Como antigo militar, era particularmente sensível a qualquer
murmúrio que envolvesse dúvidas sobre sua honradez. Tão sensível
que a uma nova provocação seria obrigado a quebrar a cara de
alguém. Cresceu o entusiasmo dos rapazolas, os choferes esfregaram
as mãos, excitados. Nada mais deleitável do que uma boa briga,
assim gratuita e inesperada. Nesse momento, quando tudo podia se
passar, surgiram Curió e Negro Pastinha carregando a notícia
trágica e a garrafa de cachaça com um restinho no fundo. Ainda de
longe gritaram para o Cabo:
–
Morreu! Morreu!
Cabo
Martim fitou-os com olho competente, demorando-se na garrafa em
cálculos precisos, comentou para a roda:
–
Aconteceu alguma coisa importante para
eles já terem bebido uma garrafa. Ou bem Negro Pastinha ganhou no
bicho ou Curió ficou noivo.
Porque
sendo Curió um incurável romântico, noivava frequentemente, vítima
de paixões fulminantes. Cada noivado era devidamente comemorado, com
alegria ao iniciar-se, com tristeza e filosofia ao encerrar-se, pouco
tempo depois.
–
Alguém morreu... – disse um chofer.
Cabo
Martim estende o ouvido.
–
Morreu! Morreu!
Vinham
os dois curvados ao peso da notícia. Das Sete Portas à Água dos
Meninos, passando pela rampa dos saveiros e pela casa de Carmela,
haviam dado a triste nova a muita gente. Por que cada um, ao saber do
passamento de Quincas, logo destampava uma garrafa?
Não
era culpa deles, arautos da dor e do luto, se havia tanta gente pelo
caminho, se Quincas tinha tantos conhecidos e amigos.
Naquele
dia começou-se a beber na cidade da Bahia muito antes da hora
habitual. Não era para menos, não é todos os dias que morre um
Quincas Berro Dágua.
Cabo
Martim, esquecido da briga, o baralho suspenso na mão, observava-os
cada vez mais curioso. Estavam chorando, já não tinha dúvidas. A
voz do Negro Pastinha chegava estrangulada:
–
Morreu o pai da gente...
– Jesus
Cristo ou o governador? – perguntou um dos molecotes com vocação
de piadista. A mão do negro o suspendeu no ar, atirou-o no chão.

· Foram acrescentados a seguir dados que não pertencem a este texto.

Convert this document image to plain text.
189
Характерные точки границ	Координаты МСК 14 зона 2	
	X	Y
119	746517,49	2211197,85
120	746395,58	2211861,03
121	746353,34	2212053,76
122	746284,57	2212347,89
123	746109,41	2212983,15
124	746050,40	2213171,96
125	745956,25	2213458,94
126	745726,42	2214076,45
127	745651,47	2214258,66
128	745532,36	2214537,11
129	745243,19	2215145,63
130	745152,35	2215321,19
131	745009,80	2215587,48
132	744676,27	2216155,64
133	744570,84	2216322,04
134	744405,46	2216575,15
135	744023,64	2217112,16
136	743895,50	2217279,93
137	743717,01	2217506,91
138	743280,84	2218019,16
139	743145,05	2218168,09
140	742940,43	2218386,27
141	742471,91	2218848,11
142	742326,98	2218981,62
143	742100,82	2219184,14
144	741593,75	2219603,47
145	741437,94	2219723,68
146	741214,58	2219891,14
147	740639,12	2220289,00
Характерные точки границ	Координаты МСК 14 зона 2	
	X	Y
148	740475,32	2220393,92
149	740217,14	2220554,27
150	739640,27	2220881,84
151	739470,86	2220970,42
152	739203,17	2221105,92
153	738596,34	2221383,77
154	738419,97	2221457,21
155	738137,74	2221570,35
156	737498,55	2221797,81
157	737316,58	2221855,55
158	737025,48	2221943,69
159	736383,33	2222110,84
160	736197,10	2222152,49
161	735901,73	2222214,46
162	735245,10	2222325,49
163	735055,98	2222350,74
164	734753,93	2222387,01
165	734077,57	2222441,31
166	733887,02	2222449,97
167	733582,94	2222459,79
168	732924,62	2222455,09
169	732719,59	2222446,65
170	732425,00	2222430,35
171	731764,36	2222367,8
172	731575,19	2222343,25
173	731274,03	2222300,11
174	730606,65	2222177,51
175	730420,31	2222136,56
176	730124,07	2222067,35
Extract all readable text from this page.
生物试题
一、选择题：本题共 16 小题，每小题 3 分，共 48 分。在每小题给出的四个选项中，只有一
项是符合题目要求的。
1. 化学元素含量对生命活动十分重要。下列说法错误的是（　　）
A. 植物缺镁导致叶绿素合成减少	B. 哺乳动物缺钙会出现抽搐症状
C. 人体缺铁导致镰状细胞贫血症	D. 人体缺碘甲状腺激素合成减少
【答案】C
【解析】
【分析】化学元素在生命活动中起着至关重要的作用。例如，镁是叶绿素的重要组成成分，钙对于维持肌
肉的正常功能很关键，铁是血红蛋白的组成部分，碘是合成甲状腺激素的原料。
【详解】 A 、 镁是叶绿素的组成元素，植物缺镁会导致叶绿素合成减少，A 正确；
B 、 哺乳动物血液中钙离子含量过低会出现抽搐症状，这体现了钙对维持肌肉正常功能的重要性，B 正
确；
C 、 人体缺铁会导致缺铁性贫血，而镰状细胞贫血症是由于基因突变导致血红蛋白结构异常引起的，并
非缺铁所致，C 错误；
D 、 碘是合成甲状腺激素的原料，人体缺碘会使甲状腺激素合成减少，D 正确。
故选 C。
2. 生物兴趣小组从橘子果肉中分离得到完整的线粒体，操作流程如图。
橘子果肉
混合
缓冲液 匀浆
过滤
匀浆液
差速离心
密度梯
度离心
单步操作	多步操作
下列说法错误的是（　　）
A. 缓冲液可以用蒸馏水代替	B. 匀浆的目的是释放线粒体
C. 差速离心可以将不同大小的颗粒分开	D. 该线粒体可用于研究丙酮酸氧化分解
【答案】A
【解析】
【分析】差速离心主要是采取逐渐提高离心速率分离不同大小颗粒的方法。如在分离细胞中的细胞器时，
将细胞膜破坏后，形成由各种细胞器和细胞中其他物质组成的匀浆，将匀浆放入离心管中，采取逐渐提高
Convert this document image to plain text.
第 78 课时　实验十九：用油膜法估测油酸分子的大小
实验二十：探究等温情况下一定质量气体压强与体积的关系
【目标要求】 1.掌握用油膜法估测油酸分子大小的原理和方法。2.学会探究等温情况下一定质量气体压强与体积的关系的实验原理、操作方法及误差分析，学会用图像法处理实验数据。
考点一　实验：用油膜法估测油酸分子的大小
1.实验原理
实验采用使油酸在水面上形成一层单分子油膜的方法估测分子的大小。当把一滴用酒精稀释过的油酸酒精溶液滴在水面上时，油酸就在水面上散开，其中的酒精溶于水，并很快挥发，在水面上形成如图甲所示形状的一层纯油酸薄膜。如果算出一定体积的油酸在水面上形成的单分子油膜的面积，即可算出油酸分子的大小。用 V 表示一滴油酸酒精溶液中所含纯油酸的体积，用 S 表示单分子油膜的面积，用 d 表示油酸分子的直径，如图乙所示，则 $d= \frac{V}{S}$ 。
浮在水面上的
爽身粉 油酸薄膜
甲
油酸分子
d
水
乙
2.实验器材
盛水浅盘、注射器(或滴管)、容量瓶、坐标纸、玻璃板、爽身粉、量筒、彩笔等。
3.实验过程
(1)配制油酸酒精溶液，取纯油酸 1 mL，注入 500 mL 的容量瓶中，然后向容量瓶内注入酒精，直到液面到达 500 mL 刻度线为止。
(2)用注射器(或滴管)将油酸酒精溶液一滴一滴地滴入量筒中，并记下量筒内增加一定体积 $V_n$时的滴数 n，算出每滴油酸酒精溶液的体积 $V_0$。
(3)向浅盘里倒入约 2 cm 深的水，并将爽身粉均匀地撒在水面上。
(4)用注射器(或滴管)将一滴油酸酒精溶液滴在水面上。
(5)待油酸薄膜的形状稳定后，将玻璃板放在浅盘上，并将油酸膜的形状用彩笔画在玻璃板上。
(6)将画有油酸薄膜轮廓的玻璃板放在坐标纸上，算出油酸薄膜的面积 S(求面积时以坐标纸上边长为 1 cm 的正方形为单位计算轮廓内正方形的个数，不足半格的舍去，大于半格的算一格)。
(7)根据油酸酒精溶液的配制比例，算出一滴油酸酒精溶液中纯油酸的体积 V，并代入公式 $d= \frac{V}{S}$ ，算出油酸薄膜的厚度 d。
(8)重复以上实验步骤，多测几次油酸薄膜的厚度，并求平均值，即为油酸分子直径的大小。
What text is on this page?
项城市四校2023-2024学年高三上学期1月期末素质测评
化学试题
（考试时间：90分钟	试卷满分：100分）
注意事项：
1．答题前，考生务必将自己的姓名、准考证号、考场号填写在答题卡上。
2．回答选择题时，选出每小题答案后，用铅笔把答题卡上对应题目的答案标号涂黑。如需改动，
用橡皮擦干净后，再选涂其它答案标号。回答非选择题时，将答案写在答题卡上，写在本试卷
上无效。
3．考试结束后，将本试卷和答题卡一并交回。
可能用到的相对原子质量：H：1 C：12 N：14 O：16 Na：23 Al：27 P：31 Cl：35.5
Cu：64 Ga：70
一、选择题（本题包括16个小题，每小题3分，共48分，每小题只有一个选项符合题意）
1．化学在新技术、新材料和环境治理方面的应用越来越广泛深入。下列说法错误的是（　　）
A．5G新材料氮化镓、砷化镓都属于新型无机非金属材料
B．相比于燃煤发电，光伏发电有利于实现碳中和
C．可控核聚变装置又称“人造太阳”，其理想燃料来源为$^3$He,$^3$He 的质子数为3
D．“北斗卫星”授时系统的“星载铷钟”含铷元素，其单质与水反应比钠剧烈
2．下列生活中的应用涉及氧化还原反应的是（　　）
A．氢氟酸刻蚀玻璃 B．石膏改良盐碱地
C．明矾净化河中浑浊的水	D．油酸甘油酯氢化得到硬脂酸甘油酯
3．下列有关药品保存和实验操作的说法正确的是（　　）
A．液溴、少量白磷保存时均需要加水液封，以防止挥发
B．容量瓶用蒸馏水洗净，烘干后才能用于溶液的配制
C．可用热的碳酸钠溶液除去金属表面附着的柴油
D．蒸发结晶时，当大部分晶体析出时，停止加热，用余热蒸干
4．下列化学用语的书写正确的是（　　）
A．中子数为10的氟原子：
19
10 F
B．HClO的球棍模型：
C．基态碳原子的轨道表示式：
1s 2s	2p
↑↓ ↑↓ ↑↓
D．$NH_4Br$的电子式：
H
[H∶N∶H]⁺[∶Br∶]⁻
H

Todos compreenderam que o assunto era sério, Curió levantou a
garrafa, disse:
– Berro
Dágua morreu!
Caiu
o baralho da mão de Martim. O feirante malicioso viu confirmarem-se
suas piores suspeitas: ases e damas, cartas do banqueiro,
espalharam-se em quantidade. Mas também até ele chegara o nome de
Quincas, resolveu não discutir. Cabo Martim requisitava a garrafa de
Curió, acabou de esvaziá-la, atirou-a fora com desprezo. Olhou
longamente a feira, os caminhões e marinetes na rua, as canoas no
mar, a gente indo e vindo. Teve a sensação de um vazio súbito, não
ouvia sequer os pássaros nas gaiolas próximas, na barraca de um
feirante. Não era homem de chorar, um militar não chora mesmo após
ter deixado a farda. Mas seus olhos ficaram miúdos, sua voz mudou,
perdeu toda a fanfarronada. Era quase uma voz de criança ao
perguntar:
– Como
pôde acontecer?
Juntou-se
aos outros, após recolher o baralho, faltava ainda encontrar
Pé-de-Vento. Esse não tinha pouso certo, a não ser às quintas e
domingos à tarde, quando invariavelmente brincava na roda de
capoeira de Valdemar, na estrada da Liberdade. Fora isso, sua
profissão levava-o a distantes lugares. Caçava ratos e sapos para
vendê-los aos laboratórios de exames médicos e experiências
científicas – o que tornava Pé-de-Vento figura admirada, opinião
das mais acatadas. Não era ele um pouco cientista, não conversava
com doutores, não sabia palavras difíceis?
Só
após muito caminho e vários tragos, deram com ele, embrulhado em
seu vasto paletó, como se sentisse frio, resmungando sozinho.
Soubera da notícia por outras vias e também ele buscava os amigos.
Ao encontrá-los, meteu a mão num dos bolsos. Para retirar um lenço
com que enxugar as lágrimas, pensou Curió. Mas das profundezas do
bolso Pé-de-Vento extraiu pequena jia verde, polida esmeralda.
– Tinha
guardado para Quincas, nunca encontrei uma tão bonita.